Kernekoncepter
The FDA has approved the use of osimertinib, a third-generation EGFR tyrosine kinase inhibitor, for the treatment of locally advanced, unresectable non-small cell lung cancer in certain adult patients.
Resumé
The US Food and Drug Administration (FDA) has approved the use of osimertinib (Tagrisso, AstraZeneca Pharmaceuticals), a third-generation epidermal growth factor receptor (EGFR) tyrosine kinase inhibitor (TKI), for the treatment of locally advanced, unresectable non-small cell lung cancer (NSCLC) in certain adult patients.
Specifically, the approval is for patients whose disease has not progressed during or after concurrent or sequential platinum-based chemoradiation therapy and whose tumors have EGFR exon 19 deletions or exon 21 L858R mutations. These EGFR mutations can be detected by an FDA-approved test.
The FDA had previously approved osimertinib in combination with platinum-based chemotherapy as a first-line treatment for patients with locally advanced or metastatic NSCLC with the same EGFR mutations. The EGFR-TKI also carries other indications, including as first-line monotherapy for locally advanced or metastatic EGFR-mutated NSCLC.
The latest approval was based on findings from the randomized, placebo-controlled LAURA trial, which demonstrated improved median progression-free survival with osimertinib compared to placebo (39.1 vs 5.6 months; hazard ratio, 0.16).

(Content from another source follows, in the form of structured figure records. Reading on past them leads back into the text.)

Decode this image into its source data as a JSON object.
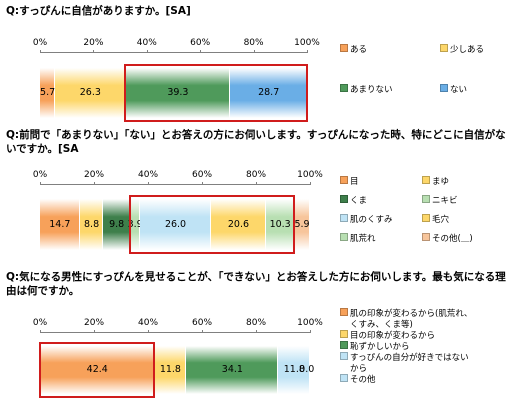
{
  "colors": {
    "orange": "#f7a15a",
    "yellow": "#fdd76a",
    "green": "#4f9a5b",
    "blue": "#6aaee6",
    "lightgreen": "#b8dfb2",
    "lightblue": "#bfe3f5",
    "darkgreen": "#3e7f4b",
    "pink": "#f7c59b",
    "highlight": "#d01c1c"
  },
  "chart_data": [
    {
      "type": "bar",
      "orientation": "horizontal-stacked",
      "title": "Q:すっぴんに自信がありますか。[SA]",
      "axis_ticks": [
        "0%",
        "20%",
        "40%",
        "60%",
        "80%",
        "100%"
      ],
      "xlim": [
        0,
        100
      ],
      "segments": [
        {
          "name": "ある",
          "value": 5.7,
          "label": "5.7",
          "color": "orange"
        },
        {
          "name": "少しある",
          "value": 26.3,
          "label": "26.3",
          "color": "yellow"
        },
        {
          "name": "あまりない",
          "value": 39.3,
          "label": "39.3",
          "color": "green"
        },
        {
          "name": "ない",
          "value": 28.7,
          "label": "28.7",
          "color": "blue"
        }
      ],
      "highlight_range": [
        32.0,
        100.0
      ],
      "legend": [
        {
          "label": "ある",
          "color": "orange"
        },
        {
          "label": "少しある",
          "color": "yellow"
        },
        {
          "label": "あまりない",
          "color": "green"
        },
        {
          "label": "ない",
          "color": "blue"
        }
      ]
    },
    {
      "type": "bar",
      "orientation": "horizontal-stacked",
      "title": "Q:前問で「あまりない」「ない」とお答えの方にお伺いします。すっぴんになった時、特にどこに自信がないですか。[SA",
      "axis_ticks": [
        "0%",
        "20%",
        "40%",
        "60%",
        "80%",
        "100%"
      ],
      "xlim": [
        0,
        100
      ],
      "segments": [
        {
          "name": "目",
          "value": 14.7,
          "label": "14.7",
          "color": "orange"
        },
        {
          "name": "まゆ",
          "value": 8.8,
          "label": "8.8",
          "color": "yellow"
        },
        {
          "name": "くま",
          "value": 9.8,
          "label": "9.8",
          "color": "darkgreen"
        },
        {
          "name": "ニキビ",
          "value": 3.9,
          "label": "3.9",
          "color": "lightgreen"
        },
        {
          "name": "肌のくすみ",
          "value": 26.0,
          "label": "26.0",
          "color": "lightblue"
        },
        {
          "name": "毛穴",
          "value": 20.6,
          "label": "20.6",
          "color": "yellow"
        },
        {
          "name": "肌荒れ",
          "value": 10.3,
          "label": "10.3",
          "color": "lightgreen"
        },
        {
          "name": "その他(＿)",
          "value": 5.9,
          "label": "5.9",
          "color": "pink"
        }
      ],
      "highlight_range": [
        33.3,
        94.1
      ],
      "legend": [
        {
          "label": "目",
          "color": "orange"
        },
        {
          "label": "まゆ",
          "color": "yellow"
        },
        {
          "label": "くま",
          "color": "darkgreen"
        },
        {
          "label": "ニキビ",
          "color": "lightgreen"
        },
        {
          "label": "肌のくすみ",
          "color": "lightblue"
        },
        {
          "label": "毛穴",
          "color": "yellow"
        },
        {
          "label": "肌荒れ",
          "color": "lightgreen"
        },
        {
          "label": "その他(＿)",
          "color": "pink"
        }
      ]
    },
    {
      "type": "bar",
      "orientation": "horizontal-stacked",
      "title": "Q:気になる男性にすっぴんを見せることが、「できない」とお答えした方にお伺いします。最も気になる理由は何ですか。",
      "axis_ticks": [
        "0%",
        "20%",
        "40%",
        "60%",
        "80%",
        "100%"
      ],
      "xlim": [
        0,
        100
      ],
      "segments": [
        {
          "name": "肌の印象が変わるから(肌荒れ、くすみ、くま等)",
          "value": 42.4,
          "label": "42.4",
          "color": "orange"
        },
        {
          "name": "目の印象が変わるから",
          "value": 11.8,
          "label": "11.8",
          "color": "yellow"
        },
        {
          "name": "恥ずかしいから",
          "value": 34.1,
          "label": "34.1",
          "color": "green"
        },
        {
          "name": "すっぴんの自分が好きではないから",
          "value": 11.8,
          "label": "11.8",
          "color": "lightblue"
        },
        {
          "name": "その他",
          "value": 0.0,
          "label": "0.0",
          "color": "lightblue"
        }
      ],
      "highlight_range": [
        0,
        42.4
      ],
      "legend": [
        {
          "label": "肌の印象が変わるから(肌荒れ、",
          "color": "orange"
        },
        {
          "label": "くすみ、くま等)",
          "color": ""
        },
        {
          "label": "目の印象が変わるから",
          "color": "yellow"
        },
        {
          "label": "恥ずかしいから",
          "color": "green"
        },
        {
          "label": "すっぴんの自分が好きではない",
          "color": "lightblue"
        },
        {
          "label": "から",
          "color": ""
        },
        {
          "label": "その他",
          "color": "lightblue"
        }
      ]
    }
  ]
}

Overall survival results were still immature, but no trend towards a detriment was observed.
The most common adverse reactions reported in the study were lymphopenia, leukopenia, interstitial lung disease/pneumonitis, thrombocytopenia, neutropenia, rash, diarrhea, nail toxicity, musculoskeletal pain, cough, and COVID-19 infection.
Statistik
Median progression-free survival with osimertinib: 39.1 months
Median progression-free survival with placebo: 5.6 months
Hazard ratio for progression-free survival: 0.16
Citater
"The FDA approved osimertinib in combination with platinum-based chemotherapy as first-line treatment for patients with locally advanced or metastatic NSCLC with the same mutations in February."
"Overall survival results were immature at the most recent analysis, but 'no trend towards a detriment was observed,' with 36% of prespecified deaths for the final analysis reported, according to an FDA press release."